Esse entrevistado, hoje pai, conta que conversa abertamente com o filho sobre o tema:
“Ele confia em nós. Uma vez, teve que tomar banho na casa de outra pessoa e nos ligou para perguntar se deveria. Esse tipo de diálogo é essencial.”
Outro relato vem de uma mulher que só reconheceu os abusos anos depois:
“Quando eu tinha seis ou sete anos, meus primos me colocavam em situações estranhas, mas eu não entendia que era abuso. Mais tarde, na adolescência, uma amiga sugeriu que deixássemos um homem mais velho nos tocar em troca de dinheiro. Eu recusei, mas não denunciei. Só percebi a gravidade ao assistir um documentário sobre o caso Epstein.”
Ela conta que, já adulta, buscou apoio espiritual e decidiu se afastar de homens que demonstravam sinais de violência ou manipulação.
“Ainda não tenho filhos, mas quero ter. Meu conselho para os pais é que sejam parceiros dos filhos, para que eles confiem e contem tudo. Hoje, com as redes sociais, é preciso estar ainda mais atento.”

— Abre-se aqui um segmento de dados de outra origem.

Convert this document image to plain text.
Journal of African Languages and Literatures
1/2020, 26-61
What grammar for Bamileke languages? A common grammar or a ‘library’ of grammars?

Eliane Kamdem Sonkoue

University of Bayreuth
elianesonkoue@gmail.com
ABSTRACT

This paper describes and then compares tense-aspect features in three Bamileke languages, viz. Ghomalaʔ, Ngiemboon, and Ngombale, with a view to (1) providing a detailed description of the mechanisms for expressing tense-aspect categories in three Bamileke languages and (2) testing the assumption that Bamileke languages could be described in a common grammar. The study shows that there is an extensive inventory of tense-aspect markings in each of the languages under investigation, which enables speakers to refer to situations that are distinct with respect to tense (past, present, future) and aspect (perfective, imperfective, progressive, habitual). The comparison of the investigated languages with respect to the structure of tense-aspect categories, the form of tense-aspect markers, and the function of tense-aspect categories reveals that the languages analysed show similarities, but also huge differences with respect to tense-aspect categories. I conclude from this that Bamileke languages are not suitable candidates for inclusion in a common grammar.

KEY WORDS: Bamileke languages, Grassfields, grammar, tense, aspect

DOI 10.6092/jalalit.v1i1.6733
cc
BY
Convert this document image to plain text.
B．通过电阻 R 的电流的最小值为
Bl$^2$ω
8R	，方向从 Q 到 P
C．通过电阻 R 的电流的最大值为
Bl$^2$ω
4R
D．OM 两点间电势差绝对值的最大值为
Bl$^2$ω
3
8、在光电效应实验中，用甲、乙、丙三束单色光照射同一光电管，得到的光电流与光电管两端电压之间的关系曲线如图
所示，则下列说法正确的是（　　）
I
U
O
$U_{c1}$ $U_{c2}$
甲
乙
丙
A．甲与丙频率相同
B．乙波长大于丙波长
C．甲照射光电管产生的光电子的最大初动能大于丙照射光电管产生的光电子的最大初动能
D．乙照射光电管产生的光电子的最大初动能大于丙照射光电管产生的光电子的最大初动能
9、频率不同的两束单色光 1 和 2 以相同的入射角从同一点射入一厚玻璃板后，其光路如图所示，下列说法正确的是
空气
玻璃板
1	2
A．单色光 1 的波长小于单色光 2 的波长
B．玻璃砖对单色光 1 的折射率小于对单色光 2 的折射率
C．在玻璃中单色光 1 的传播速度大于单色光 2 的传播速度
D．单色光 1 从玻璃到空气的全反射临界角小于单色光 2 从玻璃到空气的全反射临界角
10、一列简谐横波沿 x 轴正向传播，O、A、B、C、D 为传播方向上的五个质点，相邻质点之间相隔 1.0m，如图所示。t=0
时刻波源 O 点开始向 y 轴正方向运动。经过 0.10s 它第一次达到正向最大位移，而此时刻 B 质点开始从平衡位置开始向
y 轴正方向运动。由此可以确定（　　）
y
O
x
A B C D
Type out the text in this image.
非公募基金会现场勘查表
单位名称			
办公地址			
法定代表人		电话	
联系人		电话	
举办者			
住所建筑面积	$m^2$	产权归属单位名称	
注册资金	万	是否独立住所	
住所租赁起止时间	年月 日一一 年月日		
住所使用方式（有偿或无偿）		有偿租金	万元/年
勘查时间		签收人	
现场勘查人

Uma terceira entrevistada relata situações vividas já na vida adulta:
“Alguns homens mais velhos se aproximam de mim achando que tenho menos idade. Eles perguntam rindo quantos anos eu tenho, insinuando coisas. Para me proteger, eu digo que tenho 40 anos, e eles se afastam. É um recurso psicológico que aprendi. Mas muitos desses homens são pedófilos e precisam ser responsabilizados.”
Conclusão
Os relatos mostram que o abuso sexual pode se manifestar de formas diversas e, muitas vezes, não é identificado na infância ou adolescência. A conscientização, o diálogo familiar e a denúncia são fundamentais para proteger crianças e adolescentes.
No Brasil, o canal oficial de denúncia é o Disque 100 (Direitos Humanos) ou o Disque 180 (Central de Atendimento à Mulher).
Reportagem que busca conscientizar mães, pais e educadores sobre este tema.